Even before the visit by US Secretary of Defense Jim Mattis in January, and the promise of help with Jokowi’s “fulcrum” ambition, in October former senior Indonesian diplomat Dino Patti Djalal argued that Jokowi’s foreign policy was becoming more visible, in contrast to his early focus on domestic matters. Indonesia’s increased activity in international affairs has been described as a “a renaissance for Indonesia’s role in geopolitics”: examples include Indonesia’s condemnation of the US decision to move its embassy in Israel to Jerusalem; criticism of Myanmar’s treatment of the Rohingya; an offer to partner with the Philippines on counterterrorism; the creation of a single foreign aid agency; and the country’s plan to seek a non-permanent Security Council seat.

Australia should be watching these developments with keen interest.

Given Australia’s concerns about the strategic implications of Chinese foreign aid and the Belt and Road Initiative in the region, the addition of Indonesia as an aid donor should be welcomed.
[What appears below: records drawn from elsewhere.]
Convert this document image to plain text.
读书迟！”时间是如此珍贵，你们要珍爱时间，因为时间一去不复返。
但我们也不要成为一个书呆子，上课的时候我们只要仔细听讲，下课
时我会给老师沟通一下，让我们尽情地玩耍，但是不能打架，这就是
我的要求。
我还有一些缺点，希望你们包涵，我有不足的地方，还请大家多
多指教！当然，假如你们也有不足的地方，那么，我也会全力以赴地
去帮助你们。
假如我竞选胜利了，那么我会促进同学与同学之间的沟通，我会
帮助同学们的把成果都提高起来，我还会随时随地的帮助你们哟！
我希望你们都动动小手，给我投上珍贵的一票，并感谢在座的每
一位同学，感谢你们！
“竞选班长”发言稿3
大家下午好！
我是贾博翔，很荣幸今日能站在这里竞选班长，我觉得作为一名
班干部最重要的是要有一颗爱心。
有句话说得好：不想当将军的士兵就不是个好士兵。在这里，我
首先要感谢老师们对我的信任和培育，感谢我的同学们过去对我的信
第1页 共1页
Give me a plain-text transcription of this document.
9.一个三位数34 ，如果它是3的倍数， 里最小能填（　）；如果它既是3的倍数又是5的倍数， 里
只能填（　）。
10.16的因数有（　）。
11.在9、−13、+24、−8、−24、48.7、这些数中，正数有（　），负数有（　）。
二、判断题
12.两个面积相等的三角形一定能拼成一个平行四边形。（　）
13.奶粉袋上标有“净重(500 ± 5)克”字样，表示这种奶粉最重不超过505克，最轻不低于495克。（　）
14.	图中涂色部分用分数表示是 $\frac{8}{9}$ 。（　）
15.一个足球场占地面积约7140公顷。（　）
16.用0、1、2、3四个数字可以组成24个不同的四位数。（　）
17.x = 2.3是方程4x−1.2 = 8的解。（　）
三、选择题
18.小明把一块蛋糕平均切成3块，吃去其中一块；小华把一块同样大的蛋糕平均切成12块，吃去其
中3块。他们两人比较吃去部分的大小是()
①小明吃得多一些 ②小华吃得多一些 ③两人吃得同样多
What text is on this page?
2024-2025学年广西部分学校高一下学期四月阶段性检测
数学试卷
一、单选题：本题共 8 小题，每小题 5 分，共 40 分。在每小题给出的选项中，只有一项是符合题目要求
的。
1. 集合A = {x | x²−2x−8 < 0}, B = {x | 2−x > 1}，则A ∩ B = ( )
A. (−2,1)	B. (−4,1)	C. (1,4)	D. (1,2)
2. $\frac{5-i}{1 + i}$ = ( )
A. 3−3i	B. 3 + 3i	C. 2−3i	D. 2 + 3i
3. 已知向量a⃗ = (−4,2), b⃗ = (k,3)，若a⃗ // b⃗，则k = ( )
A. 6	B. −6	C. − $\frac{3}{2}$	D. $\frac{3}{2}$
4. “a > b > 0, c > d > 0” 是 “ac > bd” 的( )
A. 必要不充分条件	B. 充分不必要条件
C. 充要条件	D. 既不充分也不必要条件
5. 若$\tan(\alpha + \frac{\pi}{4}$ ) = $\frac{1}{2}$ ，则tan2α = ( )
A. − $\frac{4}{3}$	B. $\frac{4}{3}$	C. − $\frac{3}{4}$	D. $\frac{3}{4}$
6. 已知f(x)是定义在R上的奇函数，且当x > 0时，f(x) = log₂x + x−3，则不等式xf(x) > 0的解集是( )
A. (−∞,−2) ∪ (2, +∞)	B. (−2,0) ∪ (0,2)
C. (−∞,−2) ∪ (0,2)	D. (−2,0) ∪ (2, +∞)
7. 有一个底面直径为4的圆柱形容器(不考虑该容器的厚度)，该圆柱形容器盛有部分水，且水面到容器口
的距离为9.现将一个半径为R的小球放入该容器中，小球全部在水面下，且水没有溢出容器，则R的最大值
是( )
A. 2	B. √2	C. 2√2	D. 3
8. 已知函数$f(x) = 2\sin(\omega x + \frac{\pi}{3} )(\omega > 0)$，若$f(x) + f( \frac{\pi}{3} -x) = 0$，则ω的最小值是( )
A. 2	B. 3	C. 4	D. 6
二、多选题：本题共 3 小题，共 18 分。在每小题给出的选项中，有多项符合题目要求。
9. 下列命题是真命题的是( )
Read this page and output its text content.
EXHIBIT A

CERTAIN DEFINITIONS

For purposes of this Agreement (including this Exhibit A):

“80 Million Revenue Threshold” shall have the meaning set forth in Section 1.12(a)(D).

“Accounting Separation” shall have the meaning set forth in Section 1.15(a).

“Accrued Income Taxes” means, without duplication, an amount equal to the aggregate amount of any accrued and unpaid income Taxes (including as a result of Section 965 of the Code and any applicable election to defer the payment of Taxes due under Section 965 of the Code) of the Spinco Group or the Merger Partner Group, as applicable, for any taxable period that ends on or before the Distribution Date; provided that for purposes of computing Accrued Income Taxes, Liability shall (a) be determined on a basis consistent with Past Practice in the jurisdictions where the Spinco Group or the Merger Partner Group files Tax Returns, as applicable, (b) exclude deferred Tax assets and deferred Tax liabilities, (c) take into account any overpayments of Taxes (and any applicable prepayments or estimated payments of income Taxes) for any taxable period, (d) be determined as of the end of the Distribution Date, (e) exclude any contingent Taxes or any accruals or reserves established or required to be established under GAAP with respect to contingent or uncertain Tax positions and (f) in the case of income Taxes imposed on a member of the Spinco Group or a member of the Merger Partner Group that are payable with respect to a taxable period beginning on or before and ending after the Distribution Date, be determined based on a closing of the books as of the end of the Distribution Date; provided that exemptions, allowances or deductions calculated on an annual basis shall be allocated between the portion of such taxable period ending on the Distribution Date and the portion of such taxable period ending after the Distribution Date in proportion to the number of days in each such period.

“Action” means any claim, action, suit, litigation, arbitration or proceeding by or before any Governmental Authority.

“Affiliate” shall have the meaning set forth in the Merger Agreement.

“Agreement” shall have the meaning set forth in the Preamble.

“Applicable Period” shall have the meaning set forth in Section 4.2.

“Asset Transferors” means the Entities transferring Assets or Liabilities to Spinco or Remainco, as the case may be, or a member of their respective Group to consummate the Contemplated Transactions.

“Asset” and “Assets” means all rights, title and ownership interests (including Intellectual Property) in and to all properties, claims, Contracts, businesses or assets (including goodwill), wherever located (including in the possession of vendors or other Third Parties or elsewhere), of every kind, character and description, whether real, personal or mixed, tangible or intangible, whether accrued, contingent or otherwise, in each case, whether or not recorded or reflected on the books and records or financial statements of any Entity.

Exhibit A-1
Yet Australia will need to be careful not to seek any formal partnerships on the matter, nor to frame Indonesian foreign aid in the region through such a lens. While Indonesia has similar concerns regarding Chinese influence, it would not be interested in anything that would compromise its policy of bebas aktif (non-alignment).  

Complications may arise as Australia and Indonesia seek to expand their own influence in the region through foreign aid. The impact of soft power is not to be underestimated, and there may be fears that an expansive Indonesian program could challenge Australia’s role in this field – particularly given the recent decrease in Australia’s foreign aid budget.

Even with foreign aid currently at an historic low, Australia begins with a head start because of its existing relationships with Pacific states, and has the resources to increase its aid budget to account for any potential decrease in influence. Foreign aid plays a vital role in contributing to the stability of developing states, and it is in Australia’s interests in the region to see countries shepherded by alternatives to China.

Indeed, this may come as a welcome push for Australia to take on a greater leadership role in the South Pacific, a move many states would welcome given ongoing development and governance issues, combined with the impacts of climate change.

In a region of change and uncertainty, Australia needs to enhance the resilience of its network of regional relationships. While Indonesia’s desire to become an aid donor in the region may not provide an automatic opportunity for active cooperation between Australia and Indonesia, Jakarta’s renewed external interest and humanitarian desires do provide a potential platform for cooperation. This would best be achieved by seeking to work with Indonesia on issues of high priority for the nation; namely, the Rohingya crisis in Myanmar, and the mistreatment of migrant workers in the region.

The aid to broader regional security such cooperation might yield could go both ways.